Updated Feb 24, 2023 - Politics & Policy

House to launch bipartisan task force on committee removals

House Speaker Kevin McCarthy holds a gavel while speaking to Minority Leader Hakeem Jeffries at the House rostrum. Both are wearing blue suits.

House Minority Leader Hakeem Jeffries and Speaker Kevin McCarthy. Photo: Anna Moneymaker/Getty Images.

House Speaker Kevin McCarthy (R-Calif.) and Minority Leader Hakeem Jeffries (D-N.Y.) have agreed to create a bipartisan task force to forge a new process for removing lawmakers from their committees, McCarthy's office confirmed to Axios.

Why it matters: The task force would address a partisan tit-for-tat over committee assignments that has seen five members of the minority party kicked off panels in the last two years.

The backdrop: The most recent example was a party-line vote earlier this month to kick Rep. Ilhan Omar (D-Minn.) off the Foreign Affairs Committee.

  • That was in retaliation for all Democrats — and a handful of Republicans — voting to kick Reps. Marjorie Taylor Greene (R-Ga.) and Paul Gosar (R-Ariz.) off their committees in 2021.
  • McCarthy also removed Reps. Adam Schiff (D-Calif.) and Eric Swalwell (D-Calif.) from the House Intelligence Committee last month.
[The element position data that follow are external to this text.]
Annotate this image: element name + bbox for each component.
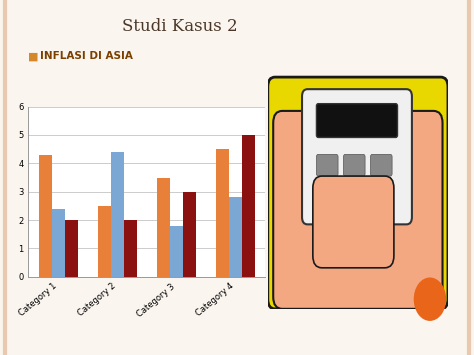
Bar — [229, 197, 242, 277]
FancyBboxPatch shape — [313, 176, 394, 268]
FancyBboxPatch shape — [273, 111, 443, 309]
Bar — [216, 149, 229, 277]
Circle shape — [414, 278, 446, 321]
FancyBboxPatch shape — [317, 154, 338, 176]
FancyBboxPatch shape — [317, 104, 398, 137]
Text: ■: ■ — [28, 51, 39, 61]
Bar — [111, 152, 124, 277]
FancyBboxPatch shape — [317, 203, 338, 224]
FancyBboxPatch shape — [344, 179, 365, 200]
FancyBboxPatch shape — [371, 154, 392, 176]
Legend: Series 1, Series 2, Series 3: Series 1, Series 2, Series 3 — [306, 174, 360, 209]
FancyBboxPatch shape — [344, 203, 365, 224]
Bar — [170, 226, 183, 277]
FancyBboxPatch shape — [268, 77, 448, 309]
Bar — [183, 192, 196, 277]
Bar — [52, 209, 65, 277]
FancyBboxPatch shape — [344, 227, 365, 248]
Text: Studi Kasus 2: Studi Kasus 2 — [122, 18, 238, 35]
FancyBboxPatch shape — [371, 203, 392, 224]
FancyBboxPatch shape — [317, 227, 338, 248]
Bar — [157, 178, 170, 277]
Bar — [65, 220, 78, 277]
FancyBboxPatch shape — [302, 89, 412, 224]
Bar — [39, 155, 52, 277]
Text: INFLASI DI ASIA: INFLASI DI ASIA — [40, 51, 133, 61]
FancyBboxPatch shape — [317, 179, 338, 200]
FancyBboxPatch shape — [344, 154, 365, 176]
Bar — [98, 206, 111, 277]
FancyBboxPatch shape — [371, 227, 392, 248]
Bar — [124, 220, 137, 277]
Bar — [242, 135, 255, 277]
FancyBboxPatch shape — [371, 179, 392, 200]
The details: Jeffries' picks for the task force are Reps. Jim McGovern (D-Mass.), Veronica Escobar (D-Texas), Nikema Williams (D-Ga.) and Derek Kilmer (D-Wash.), according to a senior leadership aide.
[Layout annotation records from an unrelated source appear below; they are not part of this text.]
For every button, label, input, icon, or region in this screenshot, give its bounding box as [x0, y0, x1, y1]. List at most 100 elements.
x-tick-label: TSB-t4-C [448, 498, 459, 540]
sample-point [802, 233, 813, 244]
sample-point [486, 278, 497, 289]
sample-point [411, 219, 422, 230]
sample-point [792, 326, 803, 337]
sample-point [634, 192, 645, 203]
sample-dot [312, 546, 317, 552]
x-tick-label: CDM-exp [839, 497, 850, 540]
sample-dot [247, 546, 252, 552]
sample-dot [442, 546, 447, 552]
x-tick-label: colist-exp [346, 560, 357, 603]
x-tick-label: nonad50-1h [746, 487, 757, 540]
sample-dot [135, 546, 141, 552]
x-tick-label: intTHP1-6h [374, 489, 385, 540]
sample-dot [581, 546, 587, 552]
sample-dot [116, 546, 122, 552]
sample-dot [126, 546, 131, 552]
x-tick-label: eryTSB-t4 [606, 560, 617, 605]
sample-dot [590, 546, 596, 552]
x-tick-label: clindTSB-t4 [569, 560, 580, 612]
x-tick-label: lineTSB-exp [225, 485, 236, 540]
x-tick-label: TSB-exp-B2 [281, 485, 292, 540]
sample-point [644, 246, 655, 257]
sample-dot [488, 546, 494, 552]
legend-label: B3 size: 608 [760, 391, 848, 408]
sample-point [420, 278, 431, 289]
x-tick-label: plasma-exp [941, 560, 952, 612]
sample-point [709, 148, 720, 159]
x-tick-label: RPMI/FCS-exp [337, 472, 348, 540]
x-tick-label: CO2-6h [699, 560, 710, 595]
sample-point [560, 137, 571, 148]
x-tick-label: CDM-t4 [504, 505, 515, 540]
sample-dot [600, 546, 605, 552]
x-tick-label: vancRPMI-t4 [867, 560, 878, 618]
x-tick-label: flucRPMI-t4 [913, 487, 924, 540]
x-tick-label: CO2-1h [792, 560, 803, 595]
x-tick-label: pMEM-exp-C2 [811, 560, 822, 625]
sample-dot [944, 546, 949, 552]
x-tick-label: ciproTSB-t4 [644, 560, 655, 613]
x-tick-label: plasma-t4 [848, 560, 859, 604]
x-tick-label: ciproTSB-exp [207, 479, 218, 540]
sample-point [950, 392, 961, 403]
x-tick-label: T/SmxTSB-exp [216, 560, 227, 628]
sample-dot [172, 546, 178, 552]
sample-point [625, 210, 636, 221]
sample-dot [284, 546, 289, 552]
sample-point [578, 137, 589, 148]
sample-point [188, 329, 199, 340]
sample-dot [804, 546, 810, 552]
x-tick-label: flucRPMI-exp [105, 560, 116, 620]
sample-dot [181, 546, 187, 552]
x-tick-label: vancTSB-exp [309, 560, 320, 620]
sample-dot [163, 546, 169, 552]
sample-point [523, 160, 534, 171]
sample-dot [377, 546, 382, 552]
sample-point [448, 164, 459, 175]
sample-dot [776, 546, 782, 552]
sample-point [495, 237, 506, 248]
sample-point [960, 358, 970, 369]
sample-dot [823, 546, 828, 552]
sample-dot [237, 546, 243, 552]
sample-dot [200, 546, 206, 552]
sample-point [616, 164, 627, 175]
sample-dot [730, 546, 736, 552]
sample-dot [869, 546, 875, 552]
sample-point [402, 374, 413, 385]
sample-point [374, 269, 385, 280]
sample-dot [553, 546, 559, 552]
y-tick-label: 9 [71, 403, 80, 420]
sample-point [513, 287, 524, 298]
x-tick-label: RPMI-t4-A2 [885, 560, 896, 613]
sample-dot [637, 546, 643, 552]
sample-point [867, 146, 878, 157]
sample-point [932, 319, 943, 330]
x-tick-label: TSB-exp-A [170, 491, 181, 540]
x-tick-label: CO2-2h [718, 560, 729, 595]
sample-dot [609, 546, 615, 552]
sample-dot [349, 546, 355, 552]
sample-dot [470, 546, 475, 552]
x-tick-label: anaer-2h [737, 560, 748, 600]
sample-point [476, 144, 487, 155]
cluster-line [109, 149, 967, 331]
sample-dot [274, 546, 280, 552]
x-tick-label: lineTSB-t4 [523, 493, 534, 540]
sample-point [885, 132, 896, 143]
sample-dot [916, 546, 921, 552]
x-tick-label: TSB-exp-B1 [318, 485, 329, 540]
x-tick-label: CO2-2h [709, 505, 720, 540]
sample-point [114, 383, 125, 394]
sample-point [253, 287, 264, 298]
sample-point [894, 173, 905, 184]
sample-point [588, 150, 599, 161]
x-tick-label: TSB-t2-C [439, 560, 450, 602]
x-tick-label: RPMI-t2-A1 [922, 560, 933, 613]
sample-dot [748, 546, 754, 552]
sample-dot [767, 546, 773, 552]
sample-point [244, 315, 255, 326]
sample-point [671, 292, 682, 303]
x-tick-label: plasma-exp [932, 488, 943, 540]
  • Each lawmaker has or had a role relevant to the task force: McGovern is the top Democrat on the House Rules Committee; Escobar serves on the Ethics Committee and Williams served on the now-disbanded Select Committee on the Modernization of Congress, which Kilmer chaired.

The other side: McCarthy’s picks are Reps. Tom Cole (R-Okla.), Dave Joyce (R-Ohio), Nancy Mace (R-S.C.) and Ken Buck (R-Colo.), according to his office.

  • Cole chairs the Rules Committee while Joyce serves on the Ethics Committee.
  • Buck and Mace had both publicly resisted voting to remove Omar until McCarthy agreed to kickstart reform talks, with Mace specifically securing a commitment to be on the task force.

Editor's note: This story has been updated with additional reporting.